For this show and for most of the comic-inspired works I usually have the source material chosen. For the paintings, I always start in the upper left corner, where the comics information is listed, price, issue number, etc. I then work my way over to the comics title and begin working on any of the text I want to include. From there, I work with the composition I have created and jump around a bit. For collage works I tend to jump around a lot more and begin somewhere with a main focus. That could be the title or the characters.
Do your pieces go through any, or many changes from the time you start until you’ve finished?
Sometimes they do, other times they just seem to flow out onto the surface effortlessly. At times, I feel like I can’t work fast enough to keep up with my thoughts. Those are the pieces that feel really fresh and confident to me. Some pieces take much more time to reveal themselves. I try to listen to them and if need be, I will completely paint over them and begin again. I find that sometimes if I take a big risk, like destroy a few days of work in a few minutes with a large brushstroke of color the energy I am looking for in the piece returns.
Pick ONE classic comic from your childhood you wish you could have illustrated for
I think doing some work on TMNT would have been really interesting. The early issues had all this rawness to them that I loved.
If you could create a classic comic hero or villain, someone who would have appeared in a “golden age” era comic (1930s to the early 1950s, what would that character look like, and what would that character be like?
He probably would have been a villain or a tormented good guy. He would most likely have some sort of mask and cape and a special power that makes him vulnerable.
How many hours a day do you dedicate to your art? Are you a daytime or nighttime painter? What music, TV or radio do you have on (if any) when you paint?

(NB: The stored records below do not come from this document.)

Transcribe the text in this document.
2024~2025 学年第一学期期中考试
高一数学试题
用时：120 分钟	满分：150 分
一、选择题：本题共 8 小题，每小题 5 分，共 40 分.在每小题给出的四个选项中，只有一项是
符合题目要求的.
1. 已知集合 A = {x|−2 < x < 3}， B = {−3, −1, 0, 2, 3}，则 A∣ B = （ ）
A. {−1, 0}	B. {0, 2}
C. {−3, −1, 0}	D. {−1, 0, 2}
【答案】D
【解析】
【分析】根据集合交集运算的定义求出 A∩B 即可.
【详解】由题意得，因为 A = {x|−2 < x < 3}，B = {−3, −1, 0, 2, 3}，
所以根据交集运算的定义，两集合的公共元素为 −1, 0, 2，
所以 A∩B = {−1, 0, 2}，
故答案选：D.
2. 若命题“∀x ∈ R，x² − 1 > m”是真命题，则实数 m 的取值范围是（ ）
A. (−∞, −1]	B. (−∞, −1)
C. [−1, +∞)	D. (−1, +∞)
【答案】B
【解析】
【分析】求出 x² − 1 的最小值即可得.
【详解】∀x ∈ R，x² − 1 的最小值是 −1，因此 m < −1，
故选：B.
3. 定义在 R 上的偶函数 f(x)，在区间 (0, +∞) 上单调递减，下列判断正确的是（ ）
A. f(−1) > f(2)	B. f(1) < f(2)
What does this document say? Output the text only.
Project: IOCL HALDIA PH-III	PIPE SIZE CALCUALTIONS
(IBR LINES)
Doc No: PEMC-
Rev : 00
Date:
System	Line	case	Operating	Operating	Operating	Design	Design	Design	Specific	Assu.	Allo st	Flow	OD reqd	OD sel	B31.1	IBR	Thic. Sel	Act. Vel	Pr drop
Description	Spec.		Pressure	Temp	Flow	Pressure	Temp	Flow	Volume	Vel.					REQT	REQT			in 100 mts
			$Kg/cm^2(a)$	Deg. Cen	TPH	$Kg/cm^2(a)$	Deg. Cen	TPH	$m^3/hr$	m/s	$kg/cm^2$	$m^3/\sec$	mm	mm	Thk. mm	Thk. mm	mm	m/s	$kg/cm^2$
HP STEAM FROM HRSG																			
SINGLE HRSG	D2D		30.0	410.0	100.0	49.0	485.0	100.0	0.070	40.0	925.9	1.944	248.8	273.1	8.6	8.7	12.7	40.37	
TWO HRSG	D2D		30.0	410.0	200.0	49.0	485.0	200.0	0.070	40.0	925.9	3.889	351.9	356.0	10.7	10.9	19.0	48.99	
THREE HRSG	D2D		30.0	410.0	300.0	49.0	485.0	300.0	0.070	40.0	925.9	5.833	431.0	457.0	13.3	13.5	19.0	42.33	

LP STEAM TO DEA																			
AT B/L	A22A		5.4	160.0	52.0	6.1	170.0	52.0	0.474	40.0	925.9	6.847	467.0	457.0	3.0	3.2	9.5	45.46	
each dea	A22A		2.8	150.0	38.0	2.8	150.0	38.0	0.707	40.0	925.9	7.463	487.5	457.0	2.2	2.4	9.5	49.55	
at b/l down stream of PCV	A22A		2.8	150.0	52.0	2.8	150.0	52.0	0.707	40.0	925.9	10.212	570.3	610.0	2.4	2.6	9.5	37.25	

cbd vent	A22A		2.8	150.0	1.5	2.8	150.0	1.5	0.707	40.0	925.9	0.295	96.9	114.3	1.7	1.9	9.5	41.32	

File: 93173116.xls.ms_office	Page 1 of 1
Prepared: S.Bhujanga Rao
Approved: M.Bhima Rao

It all depends on what I need to get done. I am pretty good with deadlines. Having said that, I would say that I spend about four hours a day in the studio actually working on art. So much of my time is busy work, answering e-mails, sending invoices, research, etc. I have to work around my family life and my daughters schedule, driving her to school and things like that. When I do work in the evenings, I get a lot more done. Less distractions. But I often pay for that in the morning! I almost always have records or NPR playing when I’m working.